Los guardianes redactan informes sobre los locos que están en observación. Conmigo, hacen experimentos. Por ejemplo, olvidan voluntariamente sacarme al patio. Esperan a ver si lo reclamo. O bien no me dan una comida. Tengo un bastón con un bramante y hago ver que pesco. El jefe de vigilantes dice:

– ¿Pican, Papillon?

– No pueden picar. Imagínate que, cuando pesco, hay un pececito que me sigue a todas partes, y cuando un pez grande va a picar, el pequeño le advierte: “No seas estúpido y no piques; pesca Papillon.” Por eso nunca atrapo nada. Sin embargo, continúo pescando. Tal vez, un día, haya uno que no lo crea.

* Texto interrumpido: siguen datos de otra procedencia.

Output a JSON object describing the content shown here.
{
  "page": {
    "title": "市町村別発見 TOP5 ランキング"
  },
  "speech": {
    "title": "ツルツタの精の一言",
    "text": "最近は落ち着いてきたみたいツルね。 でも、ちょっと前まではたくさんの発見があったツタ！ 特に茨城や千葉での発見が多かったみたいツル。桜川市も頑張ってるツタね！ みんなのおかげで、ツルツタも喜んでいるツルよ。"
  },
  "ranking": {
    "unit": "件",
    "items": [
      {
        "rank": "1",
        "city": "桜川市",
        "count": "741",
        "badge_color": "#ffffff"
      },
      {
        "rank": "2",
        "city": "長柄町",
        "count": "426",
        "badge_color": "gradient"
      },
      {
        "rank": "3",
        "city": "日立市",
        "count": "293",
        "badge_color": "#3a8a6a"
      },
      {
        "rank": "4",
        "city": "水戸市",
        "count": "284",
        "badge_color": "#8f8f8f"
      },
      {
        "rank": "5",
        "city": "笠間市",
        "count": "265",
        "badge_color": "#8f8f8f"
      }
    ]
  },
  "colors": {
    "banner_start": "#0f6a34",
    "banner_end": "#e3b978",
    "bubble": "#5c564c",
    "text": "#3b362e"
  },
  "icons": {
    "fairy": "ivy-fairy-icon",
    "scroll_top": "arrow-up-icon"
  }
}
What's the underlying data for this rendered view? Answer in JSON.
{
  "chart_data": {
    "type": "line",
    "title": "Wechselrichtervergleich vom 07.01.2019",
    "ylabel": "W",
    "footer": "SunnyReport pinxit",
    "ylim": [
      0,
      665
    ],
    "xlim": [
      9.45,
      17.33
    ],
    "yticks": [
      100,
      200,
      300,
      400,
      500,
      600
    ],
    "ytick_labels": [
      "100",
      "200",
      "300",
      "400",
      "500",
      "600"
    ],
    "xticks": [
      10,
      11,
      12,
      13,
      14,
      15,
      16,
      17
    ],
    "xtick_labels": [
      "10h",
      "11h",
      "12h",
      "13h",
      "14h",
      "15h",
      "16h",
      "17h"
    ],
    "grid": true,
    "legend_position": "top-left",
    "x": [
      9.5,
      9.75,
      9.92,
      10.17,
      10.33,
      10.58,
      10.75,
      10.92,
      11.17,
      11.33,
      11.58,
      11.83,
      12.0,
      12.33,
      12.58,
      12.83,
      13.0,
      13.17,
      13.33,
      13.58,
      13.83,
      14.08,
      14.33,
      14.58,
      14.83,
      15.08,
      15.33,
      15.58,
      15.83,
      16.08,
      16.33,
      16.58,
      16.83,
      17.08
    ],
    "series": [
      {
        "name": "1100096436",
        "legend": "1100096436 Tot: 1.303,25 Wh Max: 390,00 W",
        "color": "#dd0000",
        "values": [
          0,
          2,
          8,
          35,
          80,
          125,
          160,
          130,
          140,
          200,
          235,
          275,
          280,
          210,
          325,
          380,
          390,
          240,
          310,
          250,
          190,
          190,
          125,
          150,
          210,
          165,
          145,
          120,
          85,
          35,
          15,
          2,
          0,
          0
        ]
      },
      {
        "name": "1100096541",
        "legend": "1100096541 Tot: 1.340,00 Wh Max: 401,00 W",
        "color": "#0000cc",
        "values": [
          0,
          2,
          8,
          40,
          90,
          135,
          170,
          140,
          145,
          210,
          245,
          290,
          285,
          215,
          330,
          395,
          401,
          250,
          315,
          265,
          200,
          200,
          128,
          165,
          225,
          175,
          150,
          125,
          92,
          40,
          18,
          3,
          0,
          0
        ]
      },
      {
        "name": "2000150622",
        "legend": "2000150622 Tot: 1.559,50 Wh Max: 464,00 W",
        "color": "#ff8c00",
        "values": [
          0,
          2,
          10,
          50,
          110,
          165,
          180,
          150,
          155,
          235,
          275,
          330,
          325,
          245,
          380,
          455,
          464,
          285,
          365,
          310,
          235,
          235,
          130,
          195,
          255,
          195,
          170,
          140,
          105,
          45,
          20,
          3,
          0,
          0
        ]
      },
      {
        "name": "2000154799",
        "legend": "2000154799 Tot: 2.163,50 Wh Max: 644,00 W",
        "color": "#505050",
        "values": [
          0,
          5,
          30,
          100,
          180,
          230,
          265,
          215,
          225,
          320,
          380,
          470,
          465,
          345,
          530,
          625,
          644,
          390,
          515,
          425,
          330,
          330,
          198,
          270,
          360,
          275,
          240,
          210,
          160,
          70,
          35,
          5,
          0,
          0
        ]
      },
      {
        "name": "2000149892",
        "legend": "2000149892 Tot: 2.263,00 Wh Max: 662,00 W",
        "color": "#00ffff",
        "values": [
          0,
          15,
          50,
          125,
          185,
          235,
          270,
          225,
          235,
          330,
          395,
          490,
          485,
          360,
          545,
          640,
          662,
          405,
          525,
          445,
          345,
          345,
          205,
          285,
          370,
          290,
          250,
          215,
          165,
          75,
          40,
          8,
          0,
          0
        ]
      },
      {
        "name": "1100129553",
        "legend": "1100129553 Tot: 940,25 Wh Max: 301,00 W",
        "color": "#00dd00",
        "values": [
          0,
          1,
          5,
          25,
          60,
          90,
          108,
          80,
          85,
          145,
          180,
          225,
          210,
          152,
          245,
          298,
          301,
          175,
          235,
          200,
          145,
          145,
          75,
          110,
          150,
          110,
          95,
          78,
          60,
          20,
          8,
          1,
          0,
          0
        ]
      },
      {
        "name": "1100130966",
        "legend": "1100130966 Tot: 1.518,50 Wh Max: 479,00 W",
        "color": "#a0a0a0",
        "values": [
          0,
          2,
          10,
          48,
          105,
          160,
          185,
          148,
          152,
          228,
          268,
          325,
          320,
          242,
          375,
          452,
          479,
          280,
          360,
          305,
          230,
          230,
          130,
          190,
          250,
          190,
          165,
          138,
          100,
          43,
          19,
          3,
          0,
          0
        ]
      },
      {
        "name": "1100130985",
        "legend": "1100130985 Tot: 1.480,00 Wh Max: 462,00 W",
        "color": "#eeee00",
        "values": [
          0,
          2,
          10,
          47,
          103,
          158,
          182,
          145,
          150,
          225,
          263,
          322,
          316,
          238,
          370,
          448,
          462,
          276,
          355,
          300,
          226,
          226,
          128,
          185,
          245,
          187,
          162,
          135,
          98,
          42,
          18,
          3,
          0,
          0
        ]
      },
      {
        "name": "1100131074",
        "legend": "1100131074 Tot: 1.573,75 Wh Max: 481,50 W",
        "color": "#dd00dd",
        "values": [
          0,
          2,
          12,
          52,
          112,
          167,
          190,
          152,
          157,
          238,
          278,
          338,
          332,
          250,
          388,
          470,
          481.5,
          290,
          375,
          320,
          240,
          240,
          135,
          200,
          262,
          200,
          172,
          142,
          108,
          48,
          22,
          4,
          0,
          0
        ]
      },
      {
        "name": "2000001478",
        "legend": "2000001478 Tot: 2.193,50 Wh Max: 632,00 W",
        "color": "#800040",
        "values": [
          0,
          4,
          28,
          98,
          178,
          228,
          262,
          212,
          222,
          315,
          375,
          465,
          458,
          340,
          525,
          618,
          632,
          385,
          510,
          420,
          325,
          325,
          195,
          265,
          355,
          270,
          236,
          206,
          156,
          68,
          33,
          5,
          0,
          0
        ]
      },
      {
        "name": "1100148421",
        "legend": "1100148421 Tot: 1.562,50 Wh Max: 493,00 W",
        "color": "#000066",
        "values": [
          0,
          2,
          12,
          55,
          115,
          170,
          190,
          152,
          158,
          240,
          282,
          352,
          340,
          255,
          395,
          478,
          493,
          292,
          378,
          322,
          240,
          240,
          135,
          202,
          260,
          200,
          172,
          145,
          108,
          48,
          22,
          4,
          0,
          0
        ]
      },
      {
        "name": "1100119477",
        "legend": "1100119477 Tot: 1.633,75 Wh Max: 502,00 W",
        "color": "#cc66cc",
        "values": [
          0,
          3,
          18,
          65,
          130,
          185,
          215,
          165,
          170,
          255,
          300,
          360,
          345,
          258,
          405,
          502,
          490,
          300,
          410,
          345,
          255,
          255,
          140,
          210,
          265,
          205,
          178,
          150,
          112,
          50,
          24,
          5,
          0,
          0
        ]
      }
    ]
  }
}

Oigo que el guardián le dice al enfermero:

– ¡Ese ya tiene lo suyo!

Cuando me siento en la mesa común del refectorio, nunca puedo comerme un plato de lentejas. Hay un gigante de un metro noventa por lo menos, de brazos, piernas y torso velludos como un mono. Me ha elegido como chivo expiatorio. Para empezar, se sienta siempre a mi lado. Las lentejas se sirven muy calientes, con lo que, para comerlas, es preciso aguardar a que se enfríen. Con mi cuchara de palo, tomo un poco y, soplando encima, llego a comer algunas cucharadas. Ivanhoe -pues cree ser Ivanhoe toma su plato, lo agarra por los bordes y se lo traga todo de un tirón. Luego, toma el mío y hace lo mismo. Una vez se lo ha zampado, lo pone delante de mí ruidosamente y me mira con sus ojos enormes inyectados en sangre, como si quisiera decir: “¿Has visto cómo me como las lentejas? “ Empiezo a estar harto de Ivanhoe' y como aún no estoy clasificado como loco, he decidido dar un golpe de teatro a sus costillas. Otra vez hay lentejas. Ivanhoe no me mira. Se ha sentado a mi lado. Su rostro aparece radiante y saborea por adelantado el gozo de soplarse sus lentejas y las mías. Coloco ante mí una gran jarra de tierra cocida llena de agua, muy pesada. Apenas el gigante levanta mi plato y comienza a dejar fluir las lentejas en su garganta, me pongo en pie, y con todas mis fuerzas, le rompo la jarra de agua en la cabeza. El gigante se derrumba con un grito de bestia. De forma igualmente repentina, todos los locos empiezan a lanzarse los unos contra los otros, armados con los platos. Se desencadena un zipizape espantoso. Además, la pelea colectiva está orquestada por los gritos de todo el mundo.

Agarrado en vilo, me encuentro de nuevo en mi celda, donde cuatro robustos enfermeros me han llevado a toda velocidad y sin miramientos. Grito como un desesperado que Ivanhoe me ha robado la cartera con mi tarjeta de identidad. ¡Esta vez, lo consigo! El médico se ha decidido a declararme irresponsable de mis actos. Todos los guardianes están de acuerdo en reconocer que soy un loco apacible, pero que, en algunos momentos, puedo ser peligroso. Ivanhoe lleva un hermoso vendaje en la cabeza. Se la he abierto, al parecer, en más de ocho centímetros. Por suerte, no se pasea a las mismas horas que yo.